“Crouching Tiger, Hidden Dragon” (2000) is a spellbinding Chinese fantasy-adventure film starring Chow Yun-Fat as Master Li Mu Bai, an 18th century Wudang swordsman who, upon retirement, bequeaths his prized “Green Destiny" sword to his benefactor Sir Te (Sihung Lung). Entrusting the sword’s delivery to his close associate Yu Shu Lien (Michelle Yeoh), the 400 year-old blade is furtively stolen in the night-time by a masked thief, setting off a frenzied quest for its retrieval.

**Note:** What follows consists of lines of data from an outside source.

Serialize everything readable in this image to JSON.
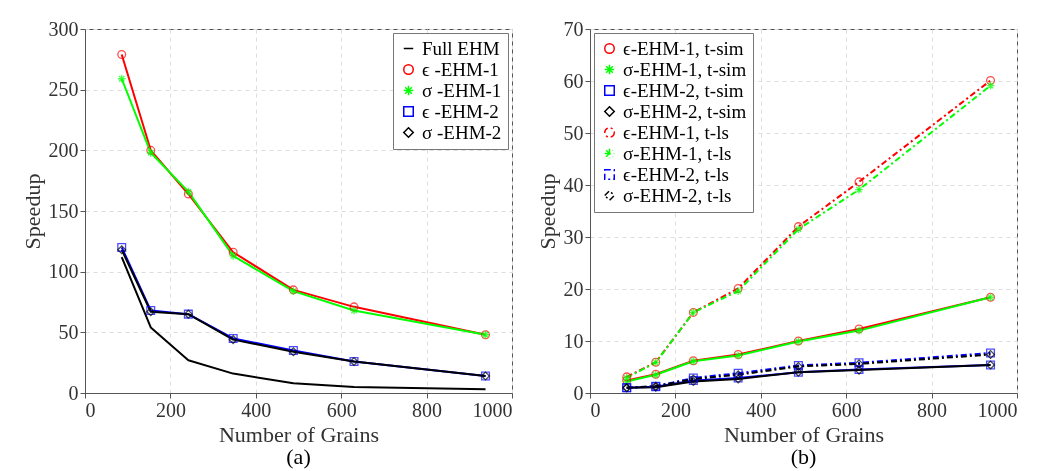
{
  "chart_data": [
    {
      "type": "line",
      "xlabel": "Number of Grains",
      "ylabel": "Speedup",
      "annotations": [
        "(a)"
      ],
      "x": [
        86,
        154,
        242,
        347,
        488,
        630,
        938
      ],
      "xlim": [
        0,
        1000
      ],
      "xticks": [
        0,
        200,
        400,
        600,
        800,
        1000
      ],
      "ylim": [
        0,
        300
      ],
      "yticks": [
        0,
        50,
        100,
        150,
        200,
        250,
        300
      ],
      "grid": true,
      "legend": "top right",
      "series": [
        {
          "name": "Full EHM",
          "color": "#000000",
          "marker": "none",
          "line_style": "solid",
          "values": [
            112,
            54,
            27,
            16,
            8,
            5,
            3
          ]
        },
        {
          "name": "ϵ -EHM-1",
          "color": "#ff0000",
          "marker": "circle",
          "line_style": "solid",
          "values": [
            279,
            200,
            164,
            116,
            85,
            71,
            48
          ]
        },
        {
          "name": "σ -EHM-1",
          "color": "#00ff00",
          "marker": "cross",
          "line_style": "solid",
          "values": [
            259,
            198,
            166,
            113,
            84,
            68,
            48
          ]
        },
        {
          "name": "ϵ -EHM-2",
          "color": "#0000ff",
          "marker": "square",
          "line_style": "solid",
          "values": [
            120,
            68,
            65,
            45,
            35,
            26,
            14
          ]
        },
        {
          "name": "σ -EHM-2",
          "color": "#000000",
          "marker": "diamond",
          "line_style": "solid",
          "values": [
            118,
            67,
            65,
            44,
            34,
            26,
            14
          ]
        }
      ]
    },
    {
      "type": "line",
      "xlabel": "Number of Grains",
      "ylabel": "Speedup",
      "annotations": [
        "(b)"
      ],
      "x": [
        86,
        154,
        242,
        347,
        488,
        630,
        938
      ],
      "xlim": [
        0,
        1000
      ],
      "xticks": [
        0,
        200,
        400,
        600,
        800,
        1000
      ],
      "ylim": [
        0,
        70
      ],
      "yticks": [
        0,
        10,
        20,
        30,
        40,
        50,
        60,
        70
      ],
      "grid": true,
      "legend": "top left",
      "series": [
        {
          "name": "ϵ-EHM-1, t-sim",
          "color": "#ff0000",
          "marker": "circle",
          "line_style": "solid",
          "values": [
            2.4,
            3.6,
            6.2,
            7.4,
            10,
            12.3,
            18.4
          ]
        },
        {
          "name": "σ-EHM-1, t-sim",
          "color": "#00ff00",
          "marker": "cross",
          "line_style": "solid",
          "values": [
            2.2,
            3.5,
            6.1,
            7.2,
            9.9,
            12,
            18.4
          ]
        },
        {
          "name": "ϵ-EHM-2, t-sim",
          "color": "#0000ff",
          "marker": "square",
          "line_style": "solid",
          "values": [
            1,
            1.2,
            2.4,
            2.9,
            4,
            4.5,
            5.4
          ]
        },
        {
          "name": "σ-EHM-2, t-sim",
          "color": "#000000",
          "marker": "diamond",
          "line_style": "solid",
          "values": [
            1,
            1.1,
            2.2,
            2.7,
            4,
            4.4,
            5.4
          ]
        },
        {
          "name": "ϵ-EHM-1, t-ls",
          "color": "#ff0000",
          "marker": "circle",
          "line_style": "dashed",
          "values": [
            3.1,
            5.9,
            15.5,
            20.1,
            32,
            40.6,
            60.1
          ]
        },
        {
          "name": "σ-EHM-1, t-ls",
          "color": "#00ff00",
          "marker": "cross",
          "line_style": "dashed",
          "values": [
            2.9,
            5.9,
            15.5,
            19.6,
            31.5,
            39.1,
            59.1
          ]
        },
        {
          "name": "ϵ-EHM-2, t-ls",
          "color": "#0000ff",
          "marker": "square",
          "line_style": "dashed",
          "values": [
            1,
            1.3,
            2.9,
            3.8,
            5.3,
            5.8,
            7.7
          ]
        },
        {
          "name": "σ-EHM-2, t-ls",
          "color": "#000000",
          "marker": "diamond",
          "line_style": "dashed",
          "values": [
            1,
            1.3,
            2.7,
            3.5,
            5.1,
            5.6,
            7.4
          ]
        }
      ]
    }
  ]
}
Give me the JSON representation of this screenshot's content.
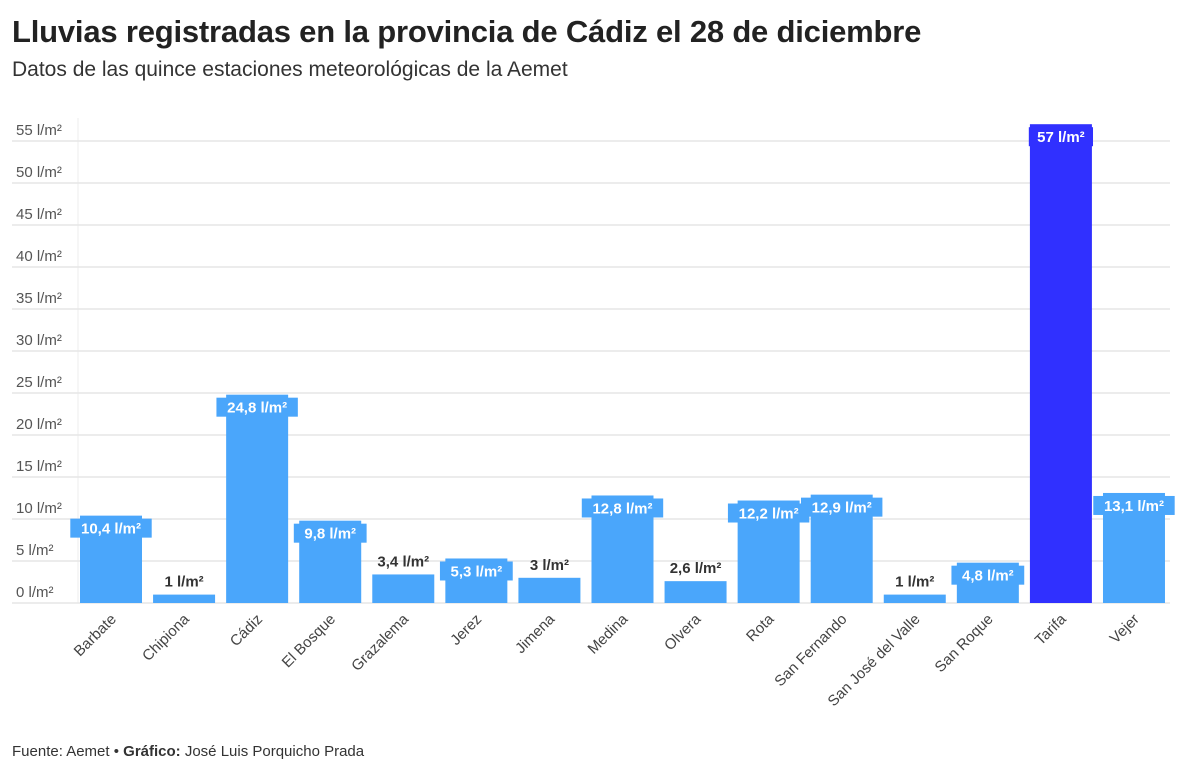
{
  "header": {
    "title": "Lluvias registradas en la provincia de Cádiz el 28 de diciembre",
    "subtitle": "Datos de las quince estaciones meteorológicas de la Aemet"
  },
  "footer": {
    "source": "Fuente: Aemet • ",
    "graphic_label": "Gráfico:",
    "author": " José Luis Porquicho Prada"
  },
  "colors": {
    "bar": "#4aa6fb",
    "highlight": "#3030ff",
    "grid": "#e6e6e6"
  },
  "chart_data": {
    "type": "bar",
    "title": "Lluvias registradas en la provincia de Cádiz el 28 de diciembre",
    "xlabel": "",
    "ylabel": "",
    "unit": "l/m²",
    "ylim": [
      0,
      57
    ],
    "yticks": [
      0,
      5,
      10,
      15,
      20,
      25,
      30,
      35,
      40,
      45,
      50,
      55
    ],
    "ytick_labels": [
      "0 l/m²",
      "5 l/m²",
      "10 l/m²",
      "15 l/m²",
      "20 l/m²",
      "25 l/m²",
      "30 l/m²",
      "35 l/m²",
      "40 l/m²",
      "45 l/m²",
      "50 l/m²",
      "55 l/m²"
    ],
    "grid": true,
    "categories": [
      "Barbate",
      "Chipiona",
      "Cádiz",
      "El Bosque",
      "Grazalema",
      "Jerez",
      "Jimena",
      "Medina",
      "Olvera",
      "Rota",
      "San Fernando",
      "San José del Valle",
      "San Roque",
      "Tarifa",
      "Vejer"
    ],
    "values": [
      10.4,
      1,
      24.8,
      9.8,
      3.4,
      5.3,
      3,
      12.8,
      2.6,
      12.2,
      12.9,
      1,
      4.8,
      57,
      13.1
    ],
    "data_labels": [
      "10,4 l/m²",
      "1 l/m²",
      "24,8 l/m²",
      "9,8 l/m²",
      "3,4 l/m²",
      "5,3 l/m²",
      "3 l/m²",
      "12,8 l/m²",
      "2,6 l/m²",
      "12,2 l/m²",
      "12,9 l/m²",
      "1 l/m²",
      "4,8 l/m²",
      "57 l/m²",
      "13,1 l/m²"
    ],
    "highlighted": [
      "Tarifa"
    ]
  }
}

Hot on the trail of the mysterious thief, Mu Bai soon finds himself confronted by the deadly female assassin known as Jade Fox (Pei-Pei Cheng), whose incursion remains opaque and alarming to the renowned warrior. Parallel to Mu Bai’s travails runs the story of Jen Yu (Ziyi Zhang), daughter to the powerful Governor Yu (Fa Zeng Li) who enjoys a surreptitious and passionate love affair with a bandit named “Lo Dark Cloud” (Chen Chang). Her own connection to the missing saber proves to be crucial to the film’s complex narrative, as its disparate principal characters converge in escalating sequences of visceral confrontation and outright warfare.

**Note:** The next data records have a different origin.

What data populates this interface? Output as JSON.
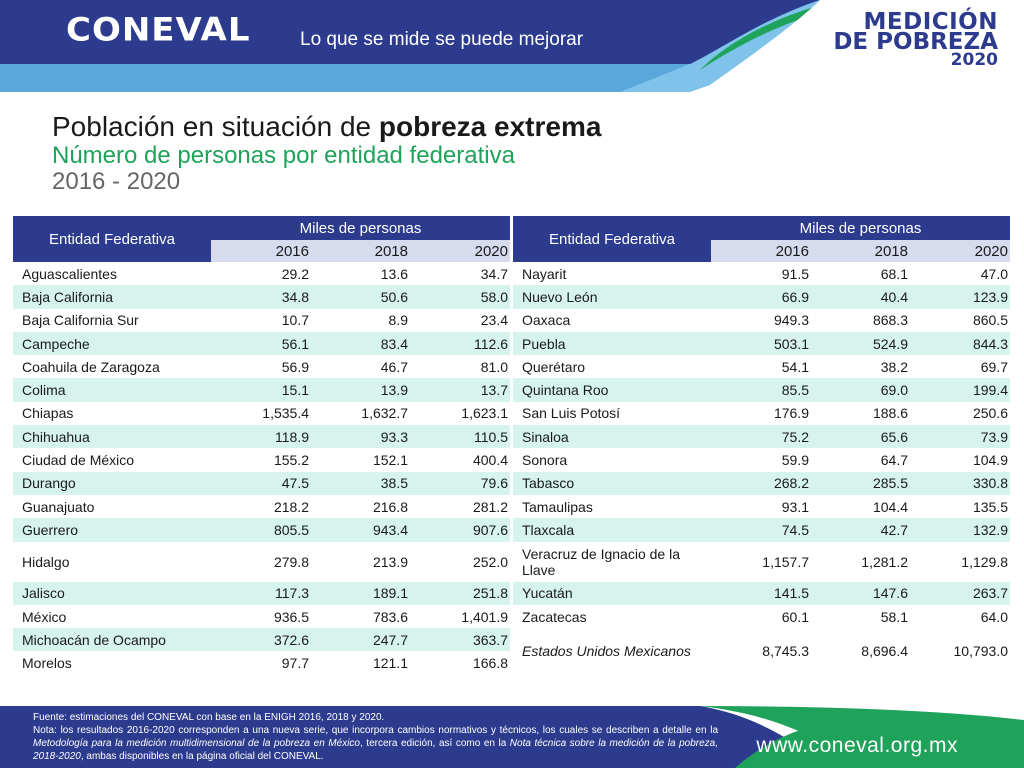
{
  "header": {
    "logo": "CONEVAL",
    "slogan": "Lo que se mide se puede mejorar",
    "badge": {
      "line1": "MEDICIÓN",
      "line2": "DE POBREZA",
      "line3": "2020"
    }
  },
  "title": {
    "prefix": "Población en situación de ",
    "bold": "pobreza extrema",
    "subtitle": "Número de personas por entidad federativa",
    "years": "2016 - 2020"
  },
  "table": {
    "entity_header": "Entidad Federativa",
    "group_header": "Miles de personas",
    "years": [
      "2016",
      "2018",
      "2020"
    ],
    "left_rows": [
      {
        "name": "Aguascalientes",
        "v2016": "29.2",
        "v2018": "13.6",
        "v2020": "34.7"
      },
      {
        "name": "Baja California",
        "v2016": "34.8",
        "v2018": "50.6",
        "v2020": "58.0"
      },
      {
        "name": "Baja California Sur",
        "v2016": "10.7",
        "v2018": "8.9",
        "v2020": "23.4"
      },
      {
        "name": "Campeche",
        "v2016": "56.1",
        "v2018": "83.4",
        "v2020": "112.6"
      },
      {
        "name": "Coahuila de Zaragoza",
        "v2016": "56.9",
        "v2018": "46.7",
        "v2020": "81.0"
      },
      {
        "name": "Colima",
        "v2016": "15.1",
        "v2018": "13.9",
        "v2020": "13.7"
      },
      {
        "name": "Chiapas",
        "v2016": "1,535.4",
        "v2018": "1,632.7",
        "v2020": "1,623.1"
      },
      {
        "name": "Chihuahua",
        "v2016": "118.9",
        "v2018": "93.3",
        "v2020": "110.5"
      },
      {
        "name": "Ciudad de México",
        "v2016": "155.2",
        "v2018": "152.1",
        "v2020": "400.4"
      },
      {
        "name": "Durango",
        "v2016": "47.5",
        "v2018": "38.5",
        "v2020": "79.6"
      },
      {
        "name": "Guanajuato",
        "v2016": "218.2",
        "v2018": "216.8",
        "v2020": "281.2"
      },
      {
        "name": "Guerrero",
        "v2016": "805.5",
        "v2018": "943.4",
        "v2020": "907.6"
      },
      {
        "name": "Hidalgo",
        "v2016": "279.8",
        "v2018": "213.9",
        "v2020": "252.0"
      },
      {
        "name": "Jalisco",
        "v2016": "117.3",
        "v2018": "189.1",
        "v2020": "251.8"
      },
      {
        "name": "México",
        "v2016": "936.5",
        "v2018": "783.6",
        "v2020": "1,401.9"
      },
      {
        "name": "Michoacán de Ocampo",
        "v2016": "372.6",
        "v2018": "247.7",
        "v2020": "363.7"
      },
      {
        "name": "Morelos",
        "v2016": "97.7",
        "v2018": "121.1",
        "v2020": "166.8"
      }
    ],
    "right_rows": [
      {
        "name": "Nayarit",
        "v2016": "91.5",
        "v2018": "68.1",
        "v2020": "47.0"
      },
      {
        "name": "Nuevo León",
        "v2016": "66.9",
        "v2018": "40.4",
        "v2020": "123.9"
      },
      {
        "name": "Oaxaca",
        "v2016": "949.3",
        "v2018": "868.3",
        "v2020": "860.5"
      },
      {
        "name": "Puebla",
        "v2016": "503.1",
        "v2018": "524.9",
        "v2020": "844.3"
      },
      {
        "name": "Querétaro",
        "v2016": "54.1",
        "v2018": "38.2",
        "v2020": "69.7"
      },
      {
        "name": "Quintana Roo",
        "v2016": "85.5",
        "v2018": "69.0",
        "v2020": "199.4"
      },
      {
        "name": "San Luis Potosí",
        "v2016": "176.9",
        "v2018": "188.6",
        "v2020": "250.6"
      },
      {
        "name": "Sinaloa",
        "v2016": "75.2",
        "v2018": "65.6",
        "v2020": "73.9"
      },
      {
        "name": "Sonora",
        "v2016": "59.9",
        "v2018": "64.7",
        "v2020": "104.9"
      },
      {
        "name": "Tabasco",
        "v2016": "268.2",
        "v2018": "285.5",
        "v2020": "330.8"
      },
      {
        "name": "Tamaulipas",
        "v2016": "93.1",
        "v2018": "104.4",
        "v2020": "135.5"
      },
      {
        "name": "Tlaxcala",
        "v2016": "74.5",
        "v2018": "42.7",
        "v2020": "132.9"
      },
      {
        "name": "Veracruz de Ignacio de la Llave",
        "v2016": "1,157.7",
        "v2018": "1,281.2",
        "v2020": "1,129.8"
      },
      {
        "name": "Yucatán",
        "v2016": "141.5",
        "v2018": "147.6",
        "v2020": "263.7"
      },
      {
        "name": "Zacatecas",
        "v2016": "60.1",
        "v2018": "58.1",
        "v2020": "64.0"
      },
      {
        "name": "Estados Unidos Mexicanos",
        "v2016": "8,745.3",
        "v2018": "8,696.4",
        "v2020": "10,793.0"
      }
    ]
  },
  "footer": {
    "source": "Fuente: estimaciones del CONEVAL con base en la ENIGH 2016, 2018 y 2020.",
    "note_a": "Nota: los resultados 2016-2020 corresponden a una nueva serie, que incorpora cambios normativos y técnicos, los cuales se describen a detalle en la ",
    "note_b": "Metodología para la medición multidimensional de la pobreza en México",
    "note_c": ", tercera edición, así como en la ",
    "note_d": "Nota técnica sobre la medición de la pobreza, 2018-2020",
    "note_e": ", ambas disponibles en la página oficial del CONEVAL.",
    "url": "www.coneval.org.mx"
  },
  "colors": {
    "navy": "#2d3b8f",
    "green": "#1fa35a",
    "light_blue": "#5aa7dc",
    "row_alt": "#d6f3ed",
    "year_row": "#d7dbee"
  }
}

Based on the novel by Wang Dulu and directed by renowned Taiwanese filmmaker Ang Lee (“Brokeback Mountain”, “The Life of Pi”), “Crouching Tiger, Hidden Dragon” is a breathless and strikingly majestic escapade, highlighted by swift, gravity-defying stunt work and utterly mesmerizing cinematography courtesy of Peter Pau (“The Killer”, “The Forbidden Kingdom”). Lee brings wonderful reverie to the proceedings, elevating his creation far above standard martial arts-action fare to a realm of wholly superior craftsmanship and cinematic escapism. A profound and luminous pleasure—an absolutely mandatory viewing experience.